Il Gran Premio del Mugello è uno dei due che si corrono in Italia: l’altro – che si corre sul circuito di Misano Adriatico, in provincia di Rimini – si chiama Gran Premio di San Marino e della Riviera di Rimini ed è in programma l’11 settembre.

Il mercato-piloti

Nelle ultime settimane si è parlato molto del mercato piloti. I motivi sono soprattutto due: dall’anno prossimo arriverà in MotoGP l’azienda motociclistica austriaca KTM e qualche settimana fa Lorenzo, che ora guida una Yamaha, ha firmato un contratto con la Ducati per la prossima stagione. Queste due novità hanno innescato una specie di effetto domino che farà sì che molto probabilmente diversi piloti cambieranno scuderia. Il posto in Yamaha lasciato libero da Lorenzo sarà preso dal 21enne Maverick Viñales, attualmente in Suzuki, che ha firmato un contratto di due anni. Il posto in Ducati che Lorenzo andrà a occupare è quello dove adesso sta Iannone, che però ha già firmato un contratto con la Suzuki per prendere il posto di Viñales. Già a marzo Rossi ha invece rinnovato il suo contratto con Yamaha, dove resterà per almeno altre due stagioni. Hanno rinnovati anche Dovizioso e Pedrosa, che continueranno a guidare una Ducati e una Honda. Marquez non ha ancora firmato con la Honda, ma è cosa di giorni, visto che non ci sono altre importanti moto ancora libere.

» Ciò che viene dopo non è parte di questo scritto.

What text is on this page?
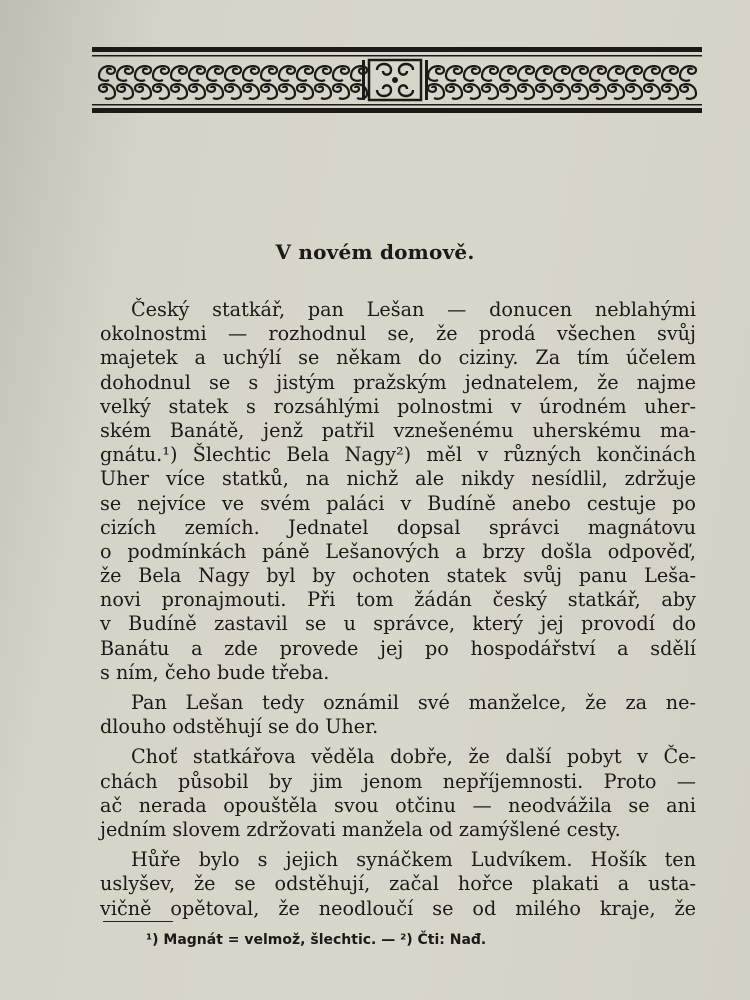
V novém domově.
Český statkář, pan Lešan — donucen neblahými
okolnostmi — rozhodnul se, že prodá všechen svůj
majetek a uchýlí se někam do ciziny. Za tím účelem
dohodnul se s jistým pražským jednatelem, že najme
velký statek s rozsáhlými polnostmi v úrodném uher-
ském Banátě, jenž patřil vznešenému uherskému ma-
gnátu.¹) Šlechtic Bela Nagy²) měl v různých končinách
Uher více statků, na nichž ale nikdy nesídlil, zdržuje
se nejvíce ve svém paláci v Budíně anebo cestuje po
cizích zemích. Jednatel dopsal správci magnátovu
o podmínkách páně Lešanových a brzy došla odpověď,
že Bela Nagy byl by ochoten statek svůj panu Leša-
novi pronajmouti. Při tom žádán český statkář, aby
v Budíně zastavil se u správce, který jej provodí do
Banátu a zde provede jej po hospodářství a sdělí
s ním, čeho bude třeba.
Pan Lešan tedy oznámil své manželce, že za ne-
dlouho odstěhují se do Uher.
Choť statkářova věděla dobře, že další pobyt v Če-
chách působil by jim jenom nepříjemnosti. Proto —
ač nerada opouštěla svou otčinu — neodvážila se ani
jedním slovem zdržovati manžela od zamýšlené cesty.
Hůře bylo s jejich synáčkem Ludvíkem. Hošík ten
uslyšev, že se odstěhují, začal hořce plakati a usta-
vičně opětoval, že neodloučí se od milého kraje, že
¹) Magnát = velmož, šlechtic. — ²) Čti: Nađ.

Come vedere il Gran Premio d’Italia in streaming

Il Gran Premio d’Italia si potrà seguire su Sky Sport MotoGP HD (il canale 208 di Sky) e in streaming su Sky Go dalle 14. Oltre che su Sky Sport – che trasmetterà in diretta tutti i Gran Premi di MotoGP di questa stagione – il Gran Premio d’italia sarà trasmesso anche in chiaro su TV8, il canale 8 del digitale terrestre.